Gustavo Pessoti – A aptidão para a profissão de Economista pode começar pela identificação do aluno do Ensino Médio com disciplinas de história e matemática. No entanto, essa resposta é muito relativa. Conheço grandes Economistas que não enveredaram para a área dos números e estão muito bem empregados. O mercado de trabalho do Economista é amplo e diversificado. Gostar de trabalhar com números é uma das portas de entrada desse mercado. Mas o principal diferencial do Economista é o referencial teórico que embasa e legitima suas decisões na organização em que ele está inserido.
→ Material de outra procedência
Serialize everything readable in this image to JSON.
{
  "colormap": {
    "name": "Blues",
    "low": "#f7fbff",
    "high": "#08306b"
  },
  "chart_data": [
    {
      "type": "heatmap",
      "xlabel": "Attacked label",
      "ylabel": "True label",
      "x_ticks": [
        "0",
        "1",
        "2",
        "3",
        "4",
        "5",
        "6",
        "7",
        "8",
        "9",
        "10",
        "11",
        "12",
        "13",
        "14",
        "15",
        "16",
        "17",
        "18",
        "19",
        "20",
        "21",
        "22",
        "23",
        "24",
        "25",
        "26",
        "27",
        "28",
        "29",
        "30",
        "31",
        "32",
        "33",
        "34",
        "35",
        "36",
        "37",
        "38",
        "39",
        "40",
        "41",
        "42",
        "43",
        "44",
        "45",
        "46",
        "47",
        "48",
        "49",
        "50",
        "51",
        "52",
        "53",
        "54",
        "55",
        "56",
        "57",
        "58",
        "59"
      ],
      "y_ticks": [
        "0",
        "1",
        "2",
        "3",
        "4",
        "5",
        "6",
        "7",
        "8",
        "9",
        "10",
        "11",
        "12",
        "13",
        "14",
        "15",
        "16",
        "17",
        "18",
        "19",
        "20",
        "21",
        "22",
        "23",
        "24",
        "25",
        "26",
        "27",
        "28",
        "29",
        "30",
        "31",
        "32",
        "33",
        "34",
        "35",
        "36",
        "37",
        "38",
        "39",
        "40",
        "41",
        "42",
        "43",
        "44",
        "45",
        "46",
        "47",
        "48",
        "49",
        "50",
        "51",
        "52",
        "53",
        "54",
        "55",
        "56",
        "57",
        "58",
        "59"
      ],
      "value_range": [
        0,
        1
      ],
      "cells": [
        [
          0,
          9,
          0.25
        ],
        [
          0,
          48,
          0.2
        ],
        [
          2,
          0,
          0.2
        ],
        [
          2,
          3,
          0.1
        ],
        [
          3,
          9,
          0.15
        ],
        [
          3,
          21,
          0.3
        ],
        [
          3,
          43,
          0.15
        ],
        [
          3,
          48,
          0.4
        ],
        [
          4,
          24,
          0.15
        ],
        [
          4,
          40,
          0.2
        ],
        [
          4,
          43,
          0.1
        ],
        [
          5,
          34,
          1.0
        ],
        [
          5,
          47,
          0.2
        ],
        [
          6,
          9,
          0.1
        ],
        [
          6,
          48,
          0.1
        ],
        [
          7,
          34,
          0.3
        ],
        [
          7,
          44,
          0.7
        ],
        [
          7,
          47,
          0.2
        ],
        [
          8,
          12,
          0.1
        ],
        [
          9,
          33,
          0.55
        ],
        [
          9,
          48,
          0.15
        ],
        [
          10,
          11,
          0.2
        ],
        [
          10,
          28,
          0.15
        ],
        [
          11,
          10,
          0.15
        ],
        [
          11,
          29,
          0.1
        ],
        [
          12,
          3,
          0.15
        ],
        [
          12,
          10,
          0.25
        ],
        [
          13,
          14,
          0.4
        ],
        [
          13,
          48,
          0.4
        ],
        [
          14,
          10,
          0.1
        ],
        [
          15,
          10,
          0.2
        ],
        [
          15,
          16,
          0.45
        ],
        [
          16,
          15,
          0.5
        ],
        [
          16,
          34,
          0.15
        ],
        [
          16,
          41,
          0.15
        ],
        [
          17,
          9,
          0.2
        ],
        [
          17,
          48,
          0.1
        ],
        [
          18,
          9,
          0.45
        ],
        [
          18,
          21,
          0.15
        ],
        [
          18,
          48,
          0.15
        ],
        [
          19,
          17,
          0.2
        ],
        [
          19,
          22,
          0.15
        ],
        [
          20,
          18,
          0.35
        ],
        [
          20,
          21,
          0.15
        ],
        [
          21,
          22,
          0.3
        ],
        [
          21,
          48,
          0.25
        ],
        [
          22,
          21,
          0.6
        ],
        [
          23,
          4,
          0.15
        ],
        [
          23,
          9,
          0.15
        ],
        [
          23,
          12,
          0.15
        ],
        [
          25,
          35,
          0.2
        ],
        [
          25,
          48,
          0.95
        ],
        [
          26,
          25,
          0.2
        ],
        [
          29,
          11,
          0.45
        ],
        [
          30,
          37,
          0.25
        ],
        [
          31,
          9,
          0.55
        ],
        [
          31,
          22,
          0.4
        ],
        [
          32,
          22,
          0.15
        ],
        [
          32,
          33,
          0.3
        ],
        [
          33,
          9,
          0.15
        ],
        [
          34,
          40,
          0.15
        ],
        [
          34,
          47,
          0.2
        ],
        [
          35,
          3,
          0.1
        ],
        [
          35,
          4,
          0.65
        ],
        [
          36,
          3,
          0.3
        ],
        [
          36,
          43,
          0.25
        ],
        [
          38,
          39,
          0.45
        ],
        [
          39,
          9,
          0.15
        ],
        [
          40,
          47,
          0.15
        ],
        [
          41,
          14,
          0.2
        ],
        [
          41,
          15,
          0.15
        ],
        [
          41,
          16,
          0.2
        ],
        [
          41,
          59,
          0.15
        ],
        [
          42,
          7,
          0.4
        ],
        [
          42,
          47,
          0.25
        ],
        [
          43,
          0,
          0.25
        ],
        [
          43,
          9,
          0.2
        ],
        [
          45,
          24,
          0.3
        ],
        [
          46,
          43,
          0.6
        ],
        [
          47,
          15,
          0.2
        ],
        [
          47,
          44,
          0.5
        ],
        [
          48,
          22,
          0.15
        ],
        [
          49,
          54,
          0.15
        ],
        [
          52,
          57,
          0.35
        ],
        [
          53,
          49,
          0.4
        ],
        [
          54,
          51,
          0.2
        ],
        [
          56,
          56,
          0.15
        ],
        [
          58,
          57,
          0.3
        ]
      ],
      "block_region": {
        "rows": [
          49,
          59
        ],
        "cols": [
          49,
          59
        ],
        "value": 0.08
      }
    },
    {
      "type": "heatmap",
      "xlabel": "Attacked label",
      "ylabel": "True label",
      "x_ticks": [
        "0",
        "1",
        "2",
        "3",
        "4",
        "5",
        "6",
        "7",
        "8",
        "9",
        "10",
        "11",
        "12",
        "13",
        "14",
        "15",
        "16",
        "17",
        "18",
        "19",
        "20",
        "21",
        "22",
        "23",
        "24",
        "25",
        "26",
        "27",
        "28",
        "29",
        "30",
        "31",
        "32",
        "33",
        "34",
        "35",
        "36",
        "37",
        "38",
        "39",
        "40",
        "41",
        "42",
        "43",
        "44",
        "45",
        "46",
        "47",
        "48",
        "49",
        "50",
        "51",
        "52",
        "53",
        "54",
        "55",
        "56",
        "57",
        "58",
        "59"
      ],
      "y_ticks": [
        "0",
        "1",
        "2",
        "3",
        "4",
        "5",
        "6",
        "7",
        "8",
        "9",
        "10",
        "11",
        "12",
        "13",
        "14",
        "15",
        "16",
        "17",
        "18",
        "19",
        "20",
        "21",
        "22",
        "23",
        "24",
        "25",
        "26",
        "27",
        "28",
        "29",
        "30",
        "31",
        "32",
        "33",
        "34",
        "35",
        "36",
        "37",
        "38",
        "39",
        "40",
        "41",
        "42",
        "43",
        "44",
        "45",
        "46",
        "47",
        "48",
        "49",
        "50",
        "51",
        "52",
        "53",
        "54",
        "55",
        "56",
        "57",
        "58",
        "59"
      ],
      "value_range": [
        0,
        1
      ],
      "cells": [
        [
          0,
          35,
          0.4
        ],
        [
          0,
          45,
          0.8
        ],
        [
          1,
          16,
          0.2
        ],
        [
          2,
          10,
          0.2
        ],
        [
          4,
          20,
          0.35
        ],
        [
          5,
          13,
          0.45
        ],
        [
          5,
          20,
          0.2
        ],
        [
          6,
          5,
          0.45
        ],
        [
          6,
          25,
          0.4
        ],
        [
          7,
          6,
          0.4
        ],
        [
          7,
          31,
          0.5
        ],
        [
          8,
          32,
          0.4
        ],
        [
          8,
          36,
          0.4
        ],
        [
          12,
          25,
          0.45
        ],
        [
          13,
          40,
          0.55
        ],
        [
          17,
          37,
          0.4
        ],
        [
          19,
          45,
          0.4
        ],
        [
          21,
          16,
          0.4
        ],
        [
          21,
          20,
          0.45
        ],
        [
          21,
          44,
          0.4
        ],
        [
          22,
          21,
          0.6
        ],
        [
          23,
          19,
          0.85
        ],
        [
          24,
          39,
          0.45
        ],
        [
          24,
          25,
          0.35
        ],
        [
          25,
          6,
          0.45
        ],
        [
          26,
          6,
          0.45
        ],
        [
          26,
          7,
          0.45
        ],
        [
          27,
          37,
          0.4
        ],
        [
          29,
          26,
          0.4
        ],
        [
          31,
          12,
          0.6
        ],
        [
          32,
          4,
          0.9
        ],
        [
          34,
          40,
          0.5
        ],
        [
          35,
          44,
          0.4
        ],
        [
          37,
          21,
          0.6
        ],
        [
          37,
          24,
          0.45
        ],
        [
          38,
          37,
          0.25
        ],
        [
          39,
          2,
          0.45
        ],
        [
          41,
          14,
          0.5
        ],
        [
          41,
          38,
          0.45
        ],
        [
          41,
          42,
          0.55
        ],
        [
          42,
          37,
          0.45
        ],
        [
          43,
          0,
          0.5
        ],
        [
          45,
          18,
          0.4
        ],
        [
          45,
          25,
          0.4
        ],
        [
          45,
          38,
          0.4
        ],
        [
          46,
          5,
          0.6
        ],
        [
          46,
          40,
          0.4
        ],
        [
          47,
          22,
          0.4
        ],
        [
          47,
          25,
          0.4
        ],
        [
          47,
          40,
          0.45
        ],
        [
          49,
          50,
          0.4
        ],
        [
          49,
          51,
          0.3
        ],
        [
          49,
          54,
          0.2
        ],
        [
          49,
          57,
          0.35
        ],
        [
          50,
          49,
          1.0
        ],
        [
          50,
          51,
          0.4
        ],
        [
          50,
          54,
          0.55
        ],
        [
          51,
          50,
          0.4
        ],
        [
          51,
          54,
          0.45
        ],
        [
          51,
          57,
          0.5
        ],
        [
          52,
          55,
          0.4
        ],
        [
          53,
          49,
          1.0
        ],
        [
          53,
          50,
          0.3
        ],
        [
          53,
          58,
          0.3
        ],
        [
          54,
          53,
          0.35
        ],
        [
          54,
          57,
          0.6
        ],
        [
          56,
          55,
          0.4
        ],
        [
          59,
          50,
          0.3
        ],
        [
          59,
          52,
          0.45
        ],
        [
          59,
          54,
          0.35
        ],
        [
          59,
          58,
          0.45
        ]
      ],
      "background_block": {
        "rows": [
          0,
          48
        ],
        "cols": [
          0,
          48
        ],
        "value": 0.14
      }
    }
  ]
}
Renildo Souza – A formação teórico-quantitativa é central no curso de Economia. O instrumental matemático, estatístico e econométrico, tem importância evidente para o estudo e aplicação da Economia. No novo currículo da UFBA, há ampliação para seis disciplinas no campo dos métodos quantitativos. Os conteúdos dessa formação voltam-se para a própria natureza profissional do Economista. Conjuntamente, a formação teórica, o conhecimento histórico e o treinamento com métodos quantitativos asseguram a formação do bom Economista.
FOCO: Matérias relacionadas à História Econômica.
Renildo Souza – Ao estudante não pode ser negada a exposição das concepções, fundamentos e divergências das correntes de pensamento que inspiram e condicionam os estudos econômicos. A dimensão histórico-institucional permite ao estudante a compreensão dos problemas econômicos em sua evolução histórica no Brasil e no mundo.
Gustavo Pessoti – Os fatos econômicos não podem ser avaliados sem a consideração do seu contexto histórico. Por isso, a formação do Economista deve incluir o contato com as várias escolas de pensamento econômico, inclusive aquelas com forte predomínio histórico.
FOCO: Economia Regional e Local.
Gustavo Pessoti – Conheço alguns cursos que não apresentam a disciplina Economia Regional como obrigatória, mas cujos conteúdos são abordados em outras disciplinas. Acho que é fundamental que o aluno conheça bem as especifidades da Economia Baiana, afinal boa parte deles vai atuar no mercado de trabalho local.
Renildo Souza – O curso de Economia da UFBA busca refletir a realidade social e econômica da Bahia e do Nordeste. Na verdade, as questões econômicas regionais são objeto de interesse no nosso ensino, pesquisa e extensão e este interesse se estende aos assuntos da economia do meio ambiente.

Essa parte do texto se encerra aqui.